Currently, when we discover and import commits, we identify the author and committer statically at import time by doing a lookup of the strings against known usernames and email addresses. This works well for established installs, but not as well for new installs. Some of the issues include:
- if you import an existing repository and later register users, users won't be retroactively associated with commits;
- the underlying algorithm usually works fairly well, but is somewhat opaque;
- in some cases (T1731) there are historic commits with dissimilar usernames;
- retroactively fixing things requires running scripts that aren't available to normal users or to administrators on Phacility instances, increasing our administrative burden.
Broadly, retroactive updates under the current system potentially require updating an authorPHID on millions of objects, so editing can never be lightweight.
It would be better to define a new type of object that provides an indirection layer between an author/committer string and a user account, so we can do one update to remap evan <email@example.com> to user account @epriestley retroactively after it becomes clear that some mistakes got made with a goofy string.
This is also probably a clean solution to T1731, by letting users "claim" a string from Diffusion, rather than list all their alternate names somewhere in settings.
Some open questions:
- Does some author string X ever identify different users in different repositories?
- Does some author string X ever identify different users in the same repository?
I suspect the answer to both of these questions is "yes", at least in some sense. For example, defaults like firstname.lastname@example.org probably identify many different users within a repository.

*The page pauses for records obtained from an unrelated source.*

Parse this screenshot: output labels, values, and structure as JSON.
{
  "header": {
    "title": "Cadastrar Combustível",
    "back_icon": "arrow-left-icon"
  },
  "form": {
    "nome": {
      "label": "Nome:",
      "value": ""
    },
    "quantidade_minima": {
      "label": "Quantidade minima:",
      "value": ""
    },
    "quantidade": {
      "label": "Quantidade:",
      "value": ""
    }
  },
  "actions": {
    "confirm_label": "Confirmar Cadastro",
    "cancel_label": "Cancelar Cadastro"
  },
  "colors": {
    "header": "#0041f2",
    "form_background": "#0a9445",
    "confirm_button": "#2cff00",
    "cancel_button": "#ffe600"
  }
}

Implementation is much simpler if the answer is "no", or we can pretend the answer is "no". In the email@example.com case, it's probably fine to leave these commits without an author association. I'm not sure if we have cases where two users committed to two different repositories as jsmith. This could reasonably occur in SVN. Maybe we just cross this bridge when we come to it, since any instances where this is a problem are already problems today.

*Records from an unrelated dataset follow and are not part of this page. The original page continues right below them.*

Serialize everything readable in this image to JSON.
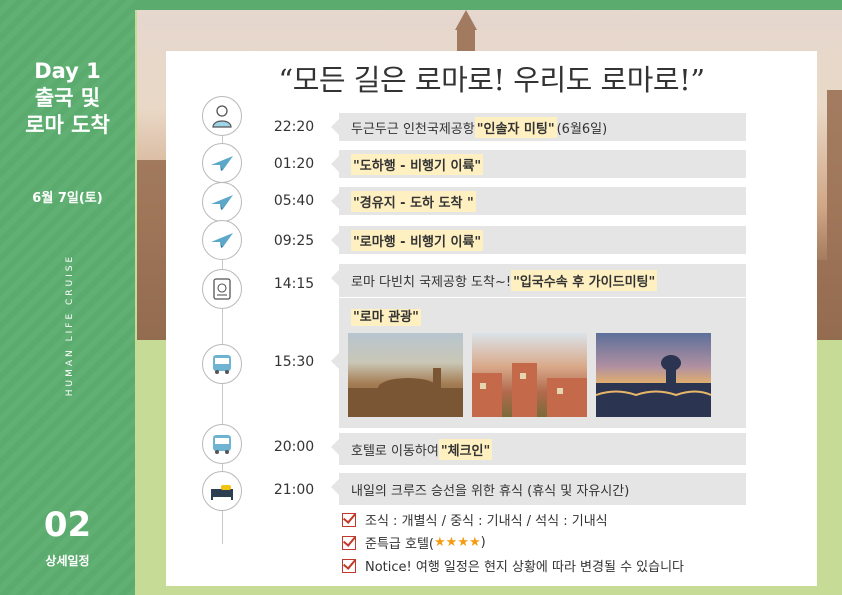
{
  "left_panel": {
    "day_title_lines": [
      "Day 1",
      "출국 및",
      "로마 도착"
    ],
    "date": "6월 7일(토)",
    "vertical_text": "HUMAN LIFE CRUISE",
    "section_number": "02",
    "section_label": "상세일정"
  },
  "headline": "“모든 길은 로마로! 우리도 로마로!”",
  "schedule": [
    {
      "time": "22:20",
      "icon": "person-icon",
      "text_before": "두근두근 인천국제공항 ",
      "highlight": "\"인솔자 미팅\"",
      "text_after": " (6월6일)"
    },
    {
      "time": "01:20",
      "icon": "plane-icon",
      "text_before": "",
      "highlight": "\"도하행 - 비행기 이륙\"",
      "text_after": ""
    },
    {
      "time": "05:40",
      "icon": "plane-icon",
      "text_before": "",
      "highlight": "\"경유지 - 도하 도착 \"",
      "text_after": ""
    },
    {
      "time": "09:25",
      "icon": "plane-icon",
      "text_before": "",
      "highlight": "\"로마행 - 비행기 이륙\"",
      "text_after": ""
    },
    {
      "time": "14:15",
      "icon": "passport-icon",
      "text_before": "로마 다빈치 국제공항 도착~! ",
      "highlight": "\"입국수속 후 가이드미팅\"",
      "text_after": ""
    },
    {
      "time": "15:30",
      "icon": "bus-icon",
      "text_before": "",
      "highlight": "\"로마 관광\"",
      "text_after": ""
    },
    {
      "time": "20:00",
      "icon": "bus-icon",
      "text_before": "호텔로 이동하여 ",
      "highlight": "\"체크인\"",
      "text_after": ""
    },
    {
      "time": "21:00",
      "icon": "bed-icon",
      "text_before": "내일의 크루즈 승선을 위한 휴식 (휴식 및 자유시간)",
      "highlight": "",
      "text_after": ""
    }
  ],
  "notes": [
    {
      "text": "조식 : 개별식   /   중식 : 기내식    /   석식 : 기내식"
    },
    {
      "text": "준특급 호텔(",
      "stars": "★★★★",
      "text_after": ")"
    },
    {
      "text": "Notice!  여행 일정은 현지 상황에 따라 변경될 수 있습니다"
    }
  ],
  "colors": {
    "green": "#5cab6e",
    "light_green": "#c6dc96",
    "bar_gray": "#e6e5e5",
    "highlight": "#fff0c2",
    "check_red": "#c0392b",
    "star": "#f39c12"
  }
}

I also don't see a clean way to accommodate these in the design even if we know the answer is "yes". In particular, the possibility of repository-level or commit-level overrides make the JOINs we'd have to do in queries like "commits by author X" very complex. If these cases exist but are exceptionally rare, we could provide CLI tools to do a similar retroactive rewrite operation.
When a User is destroyed, it would be nice to synchronize the RepositoryIdentity table. See some discussion in D20224.